Champion de France en titre – et auteur du triplé champion de France cadets, juniors et seniors, un parcours assez rare* – le combattant de 22 ans, garde en tête ses objectifs et les grands championnats qui arrivent malgré le contexte incertain, avec l’assurance, aussi, d’avoir posé des bases pour son avenir. Interview du lundi avec le combattant du FLAM91.

Reda Seddouki lors des derniers championnats de France par équipes à Brest. Photo : Emmanuel Charlot / l’Esprit du Judo

Reda, tu es champion de France, tu es attendu, mais la situation est compliquée évidemment. Comment gères-tu cela ?
Pour le moment les championnats de France ne sont pas annulés mais j’ai du mal à me dire que ce sera maintenu, vu la situation, le confinement… ça risque d’être compliqué. Je me dis que s’ils ont lieu, tant mieux, sinon tant pis, je n’ai pas de prise là-dessus. J’ai des objectifs à court terme à l’international donc je me projette plus sur ça. Pendant le confinement, ne pas faire de judo était horrible, faire de la préparation physique c’était pénible à force mais, maintenant, ça va mieux, on a bien repris depuis début juillet. Je sais que je suis attendu aux championnats de France mais je n’ai pas trop de pression, c’est du judo et je pense que le gagnant sera celui qui a le plus envie. Je dois réitérer ma victoire, tout simplement. Ce titre m’a ouvert les portes de l’international. Et puis passer de champion de France juniors à champion de France seniors, c’est un grand pas, j’ai vu la différence. J’ai hâte de faire mes preuves à l’international aussi, de dire « hé, je suis là ! ».

Justement, quel bilan fais-tu de Budapest où tu étais sélectionné ?
Je m’étais préparé durement pour ce Grand Chelem de Budapest mais je perds au golden score, sur un contre. Je suis déçu de moi, frustré et même énervé. J’avais le match en main et il a suffi d’une seconde d’inattention pour que je perde. J’ai du mal à accepter une défaite comme celle-ci et je me rends compte que la moindre erreur est fatale. Mais c’est le judo, c’est comme ça. À présent, je me focalise sur les championnats d’Europe -23 ans en Croatie. Je reprends mes marques doucement et lors de ce championnat, il va falloir être fort. Mais je pense avoir toutes les cartes en main pour réussir. Je me prépare pour en tout cas.
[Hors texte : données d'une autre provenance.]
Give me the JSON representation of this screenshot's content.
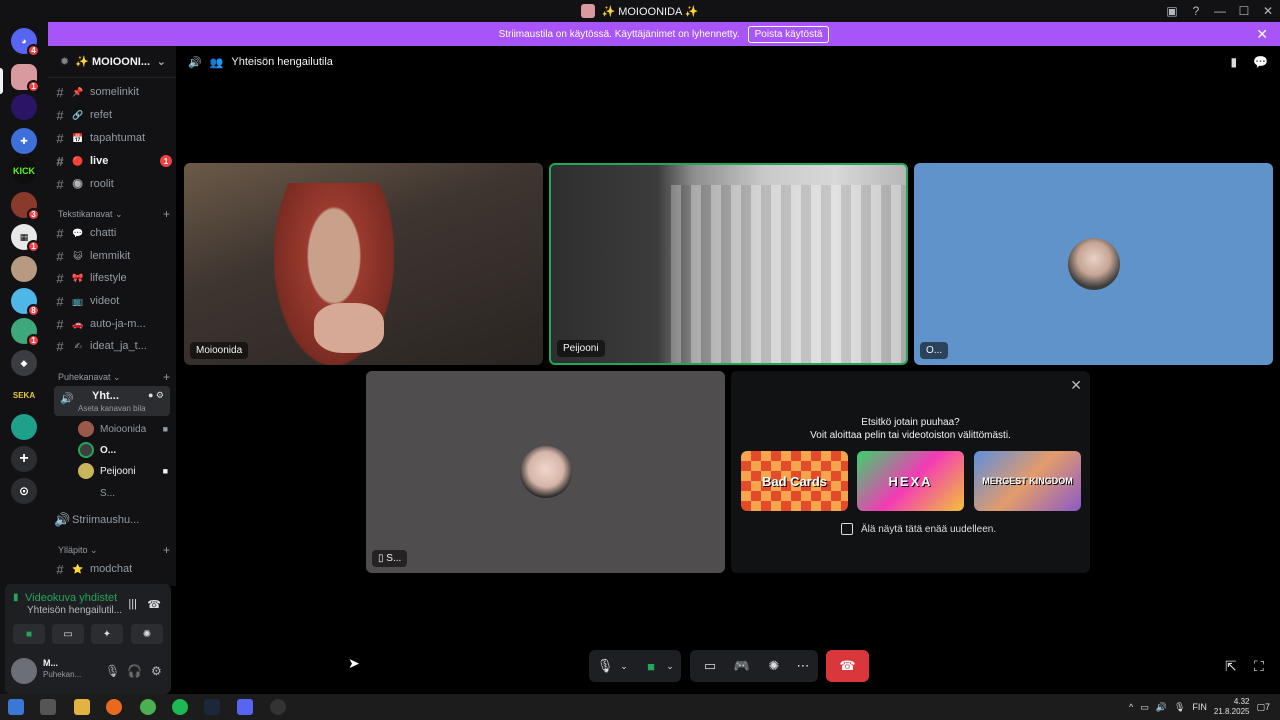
{
  "window": {
    "title": "✨ MOIOONIDA ✨",
    "controls": [
      "—",
      "☐",
      "✕"
    ]
  },
  "banner": {
    "text": "Striimaustila on käytössä. Käyttäjänimet on lyhennetty.",
    "button": "Poista käytöstä"
  },
  "rail": {
    "badges": [
      "4",
      "1",
      "3",
      "1",
      "8",
      "1"
    ]
  },
  "server": {
    "name": "✨ MOIOONI..."
  },
  "channels": [
    {
      "emoji": "📌",
      "label": "somelinkit"
    },
    {
      "emoji": "🔗",
      "label": "refet"
    },
    {
      "emoji": "📅",
      "label": "tapahtumat"
    },
    {
      "emoji": "🔴",
      "label": "live",
      "badge": "1"
    },
    {
      "emoji": "🔘",
      "label": "roolit"
    }
  ],
  "categories": {
    "text": "Tekstikanavat",
    "voice": "Puhekanavat",
    "admin": "Ylläpito"
  },
  "text_channels": [
    {
      "emoji": "💬",
      "label": "chatti"
    },
    {
      "emoji": "😺",
      "label": "lemmikit"
    },
    {
      "emoji": "🎀",
      "label": "lifestyle"
    },
    {
      "emoji": "📺",
      "label": "videot"
    },
    {
      "emoji": "🚗",
      "label": "auto-ja-m..."
    },
    {
      "emoji": "✍",
      "label": "ideat_ja_t..."
    }
  ],
  "voice_channel": {
    "name": "Yht...",
    "hint": "Aseta kanavan bila"
  },
  "voice_users": [
    {
      "name": "Moioonida"
    },
    {
      "name": "O..."
    },
    {
      "name": "Peijooni"
    },
    {
      "name": "S..."
    }
  ],
  "other_voice": "Striimaushu...",
  "admin_channels": [
    {
      "emoji": "⭐",
      "label": "modchat"
    }
  ],
  "voice_panel": {
    "status": "Videokuva yhdistet",
    "channel": "Yhteisön hengailutil..."
  },
  "user": {
    "name": "M...",
    "status": "Puhekan..."
  },
  "main": {
    "channel_title": "Yhteisön hengailutila"
  },
  "tiles": [
    {
      "label": "Moioonida"
    },
    {
      "label": "Peijooni"
    },
    {
      "label": "O..."
    },
    {
      "label": "S..."
    }
  ],
  "activity": {
    "heading": "Etsitkö jotain puuhaa?",
    "subheading": "Voit aloittaa pelin tai videotoiston välittömästi.",
    "games": [
      "Bad Cards",
      "HEXA",
      "MERGEST KINGDOM"
    ],
    "checkbox": "Älä näytä tätä enää uudelleen."
  },
  "taskbar": {
    "lang": "FIN",
    "time": "4.32",
    "date": "21.8.2025",
    "notif": "7"
  }
}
Tu es au FLAM91 depuis un moment maintenant, quelle relation as-tu tissée avec le club ?
Oui, depuis 2012-2013, j’avais alors 14 ans. Au début, j’y suis allé pour Kilian (Le Blouch), car je savais que c’était un entraineur engagé et on se ressemblait beaucoup sur la manière d’être, de travailler et ça a tout de suite accroché. Aujourd’hui, j’entretiens encore une très bonne relation avec lui, il me connaît par cœur, il connaît mes points faibles, mes points forts et surtout il a confiance en moi et moi, j’ai confiance en lui. Il m’a montré à plusieurs reprises que c’était un entraîneur de très haut niveau, qui a formé beaucoup de bons jeunes. Avec le temps, je me suis attaché au club et à l’ambiance. On sent le haut niveau mais il y a une réelle ambiance de club. Le mercredi, quand j’y vais, il y a des jeunes, des moins jeunes, des débutants… On s’entraîne tous ensemble et j’aime ce partage. C’est aussi le temps d’échanger avec les gens, soutiens, partenaires, qui sont dans l’ombre mais qui comptent beaucoup dans ma progression. Après avoir fait ma semaine à l’INSEP, où l’on pense évidemment uniquement performance, ça fait du bien d’avoir des personnes à côté qui sont plus cool, qui ont leur problématique du quotidien, ça met les pieds sur terre.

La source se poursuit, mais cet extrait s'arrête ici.